With the changes that have come through the pipeline over the past few years in consumer products, manufacturers face more need for customized products—meaning shorter lot runs and demands for multiple changeovers. These requirements are passed on not only to high-end equipment manufacturers, but all machine builders, according to Frank Langro, director of marketing and product management for Festo. “Flexibility is no longer an option,” he said. “It’s a necessity for packaging.”
At a press tour of Festo’s PACK EXPO booth this week, executives from Festo and partner companies emphasized the concept of mass customization and the need for flexibility in manufacturing.
Brad Schulz, industry segment manager for end-of-line packaging, talked about Festo’s T-Gantry, which provides flexibility in both the X and Z axes through a single-belt design and two stationary motors that operate much like the knobs of an Etch A Sketch.
Festo’s PFS-001 integrates a PLC on a valve manifold to create a modular pneumatic quick changeover system that is suited to retrofits. It controls up to eight individual pneumatic actuators with individually adjustable setpoints, eliminating the need for multiple manual adjustments and time-consuming changeovers to run new products. With this technology, manufacturers can change the width of a conveyor on the fly, Schulz said.
This is the kind of technology that Flexibility Engineering is making use of for advances in its Anysize automatic positioning system for guide rails. Anysize was first introduced in 2008, but Festo’s dynamic valve technology has enabled the latest iteration to accommodate a wider variety of package sizes. It can now handle hundreds of different bottle types, as well as cases of different sizes, noted Joe Pawelski, vice president of technology at Flexibility Engineering. “Some companies run 20 different bottles on the same line,” he said.

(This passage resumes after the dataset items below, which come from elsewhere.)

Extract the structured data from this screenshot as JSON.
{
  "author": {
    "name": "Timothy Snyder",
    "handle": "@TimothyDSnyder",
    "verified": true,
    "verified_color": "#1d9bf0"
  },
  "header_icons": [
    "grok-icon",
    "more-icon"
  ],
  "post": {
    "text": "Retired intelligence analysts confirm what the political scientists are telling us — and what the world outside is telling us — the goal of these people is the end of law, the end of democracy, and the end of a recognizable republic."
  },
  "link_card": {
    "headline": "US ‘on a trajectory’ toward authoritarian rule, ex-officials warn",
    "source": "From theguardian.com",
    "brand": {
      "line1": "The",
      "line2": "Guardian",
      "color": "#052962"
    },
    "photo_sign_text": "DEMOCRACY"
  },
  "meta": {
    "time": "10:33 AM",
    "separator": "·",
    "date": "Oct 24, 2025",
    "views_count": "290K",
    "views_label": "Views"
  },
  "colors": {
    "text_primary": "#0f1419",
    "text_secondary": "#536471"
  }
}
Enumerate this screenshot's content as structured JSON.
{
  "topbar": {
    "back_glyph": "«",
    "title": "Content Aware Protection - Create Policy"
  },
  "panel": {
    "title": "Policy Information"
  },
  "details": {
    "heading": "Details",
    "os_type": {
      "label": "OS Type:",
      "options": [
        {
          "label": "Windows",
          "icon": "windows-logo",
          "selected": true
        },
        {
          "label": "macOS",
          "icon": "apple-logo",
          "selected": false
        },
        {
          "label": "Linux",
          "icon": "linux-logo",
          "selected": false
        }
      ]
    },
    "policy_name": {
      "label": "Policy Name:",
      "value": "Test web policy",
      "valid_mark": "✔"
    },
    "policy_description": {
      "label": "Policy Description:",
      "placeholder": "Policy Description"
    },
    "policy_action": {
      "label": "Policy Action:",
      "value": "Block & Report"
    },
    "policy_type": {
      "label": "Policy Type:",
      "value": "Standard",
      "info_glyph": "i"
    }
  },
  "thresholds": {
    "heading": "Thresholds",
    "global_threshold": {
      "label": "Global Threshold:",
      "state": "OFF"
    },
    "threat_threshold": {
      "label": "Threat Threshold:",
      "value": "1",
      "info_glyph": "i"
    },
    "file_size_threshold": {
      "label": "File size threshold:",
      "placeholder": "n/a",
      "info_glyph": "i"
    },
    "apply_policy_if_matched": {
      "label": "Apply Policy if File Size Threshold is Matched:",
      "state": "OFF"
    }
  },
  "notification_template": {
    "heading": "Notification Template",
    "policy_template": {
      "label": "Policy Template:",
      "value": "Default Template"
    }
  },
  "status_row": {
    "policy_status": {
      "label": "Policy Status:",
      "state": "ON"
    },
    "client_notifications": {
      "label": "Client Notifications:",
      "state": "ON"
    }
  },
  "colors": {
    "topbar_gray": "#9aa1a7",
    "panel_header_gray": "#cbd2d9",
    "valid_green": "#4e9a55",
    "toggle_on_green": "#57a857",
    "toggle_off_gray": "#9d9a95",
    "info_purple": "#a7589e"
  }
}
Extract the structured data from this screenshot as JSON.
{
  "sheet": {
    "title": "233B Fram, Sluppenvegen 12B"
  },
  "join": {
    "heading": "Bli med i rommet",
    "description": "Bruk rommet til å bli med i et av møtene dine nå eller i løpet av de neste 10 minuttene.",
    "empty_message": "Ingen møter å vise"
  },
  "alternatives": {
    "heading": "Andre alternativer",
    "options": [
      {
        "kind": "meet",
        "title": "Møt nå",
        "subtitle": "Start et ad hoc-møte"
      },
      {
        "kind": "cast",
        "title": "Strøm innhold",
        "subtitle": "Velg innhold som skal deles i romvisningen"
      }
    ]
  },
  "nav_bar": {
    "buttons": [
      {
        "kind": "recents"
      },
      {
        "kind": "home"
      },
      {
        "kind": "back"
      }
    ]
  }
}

That need for product changeover is rampant in the consumer packaging industry these days, and most conveyor lines are not ready for automatic changeovers, Pawelski said, noting that most are still manual.
Servos are used sometimes to automate a conveyor, but they are typically cost-prohibitive, Pawelski noted, adding that pneumatic cylinders take up a lot of space, and hand-crank solutions are too complex. Flexibility Engineering has been able to keep its Anysize technology simple and cost-effective. “And there have been no failures on the cylinders to date, which is pretty incredible,” he said. “That’s what you get when you keep things simple.”
Transport carrier innovation
The Industrial Internet of Things (IIoT) factors importantly into mass customization, providing more intelligent ways to manufacture products, according to Nuzha Yakoob, senior product manager for advanced mechatronics at Festo. Intelligent transport mechanisms, for example, figure into Industry 4.0 concepts like mass customization and lot sizes of one, she said.
Festo partnered with Siemens to create the Multi-Carrier System (MCS), which uses RFID technology and task-specific automation stations to accommodate a wide range of product variations on a single line. Each transport carrier can move freely and independently from all other carriers, and have precise positioning with repeatability of 50 µm. The carriers move collision-free and can be transported at constant velocity along the track—all with zero changeover time.
That technology has enabled Brenton Engineering to create a flexible medical device packaging system that avoids interrupting production to change over to new product packaging. Brenton has integrated MCS into a case former and top loading robotic case packer, where it can independently route products and packaging to various operations, giving the manufacturer more flexibility.
“We wanted to be able to expand or contract the design,” said Mike Grinager, vice president of technology at Brenton. They specifically wanted to be able to get a smart track system only where they needed it, which MCS enables, he added. “We know what we want, and we drove Festo and Siemens pretty hard to deliver.”